The Community Infrastructure Levy (CIL) was introduced as a means of raising cash from developers to fund public projects. However, it is not always welcome to those who have to pay it and, in one High Court case, a shopping centre owner succeeded in overturning a substantial bill raised against it by a local authority.
The owner made two separate planning applications, the first to add a mezzanine floor to a retail store and the second to make external alterations to the building, including new shop fronts. Both planning permissions were granted but the council raised an invoice for £170,900 in respect of CIL.
The owner challenged the demand on the basis that the mezzanine development was exempt from CIL by virtue of Regulation 6(1) of the CIL Regulations 2010 in that the works were purely internal. There was no dispute that CIL could not be applied to the external works if taken in isolation.
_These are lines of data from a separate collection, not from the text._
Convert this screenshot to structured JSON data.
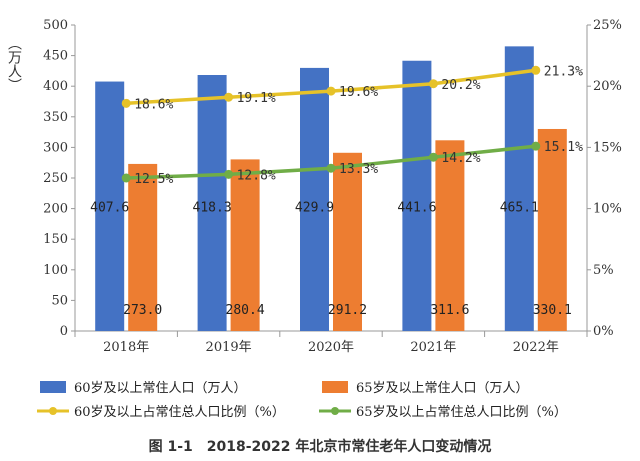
{
  "caption": "图 1-1　2018-2022 年北京市常住老年人口变动情况",
  "chart_data": {
    "type": "bar",
    "categories": [
      "2018年",
      "2019年",
      "2020年",
      "2021年",
      "2022年"
    ],
    "ylabel": "（万人）",
    "ylim": [
      0,
      500
    ],
    "yticks": [
      "0",
      "50",
      "100",
      "150",
      "200",
      "250",
      "300",
      "350",
      "400",
      "450",
      "500"
    ],
    "y2lim": [
      0,
      25
    ],
    "y2ticks": [
      "0%",
      "5%",
      "10%",
      "15%",
      "20%",
      "25%"
    ],
    "grid": false,
    "legend_position": "bottom",
    "series": [
      {
        "name": "60岁及以上常住人口（万人）",
        "type": "bar",
        "axis": "left",
        "color": "#4472C4",
        "values": [
          407.6,
          418.3,
          429.9,
          441.6,
          465.1
        ],
        "labels": [
          "407.6",
          "418.3",
          "429.9",
          "441.6",
          "465.1"
        ]
      },
      {
        "name": "65岁及以上常住人口（万人）",
        "type": "bar",
        "axis": "left",
        "color": "#ED7D31",
        "values": [
          273.0,
          280.4,
          291.2,
          311.6,
          330.1
        ],
        "labels": [
          "273.0",
          "280.4",
          "291.2",
          "311.6",
          "330.1"
        ]
      },
      {
        "name": "60岁及以上占常住总人口比例（%）",
        "type": "line",
        "axis": "right",
        "color": "#E6C229",
        "values": [
          18.6,
          19.1,
          19.6,
          20.2,
          21.3
        ],
        "labels": [
          "18.6%",
          "19.1%",
          "19.6%",
          "20.2%",
          "21.3%"
        ]
      },
      {
        "name": "65岁及以上占常住总人口比例（%）",
        "type": "line",
        "axis": "right",
        "color": "#70AD47",
        "values": [
          12.5,
          12.8,
          13.3,
          14.2,
          15.1
        ],
        "labels": [
          "12.5%",
          "12.8%",
          "13.3%",
          "14.2%",
          "15.1%"
        ]
      }
    ]
  }
}
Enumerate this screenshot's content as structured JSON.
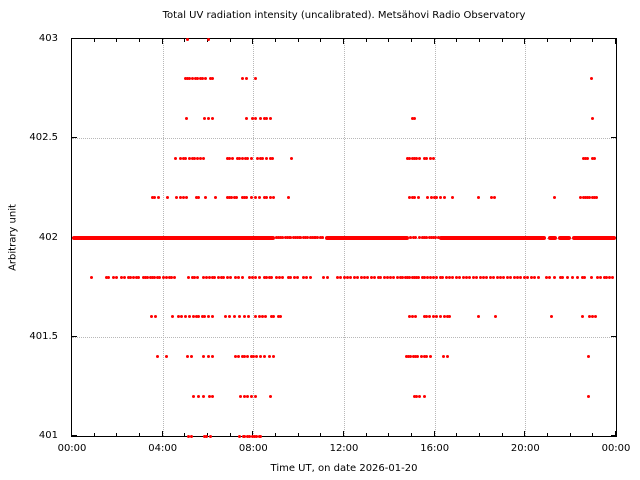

The council pointed out that, had both the internal and external works been the subject of a single planning application, there would have been no question but that CIL was payable. It was argued that both developments were in reality part of a single project and that, by submitting two planning applications, the owner had engaged in a device to avoid having to pay CIL.
In upholding the owner's judicial review challenge, however, the Court found that it had not manipulated the system and did not have an ulterior, or illegal, motive in submitting two planning applications. The council's arguments had no basis in law and, if the outcome conflicted with the intentions of those who drafted the Regulations, then it was for Parliament to amend them. The CIL demand was declared unlawful and overturned.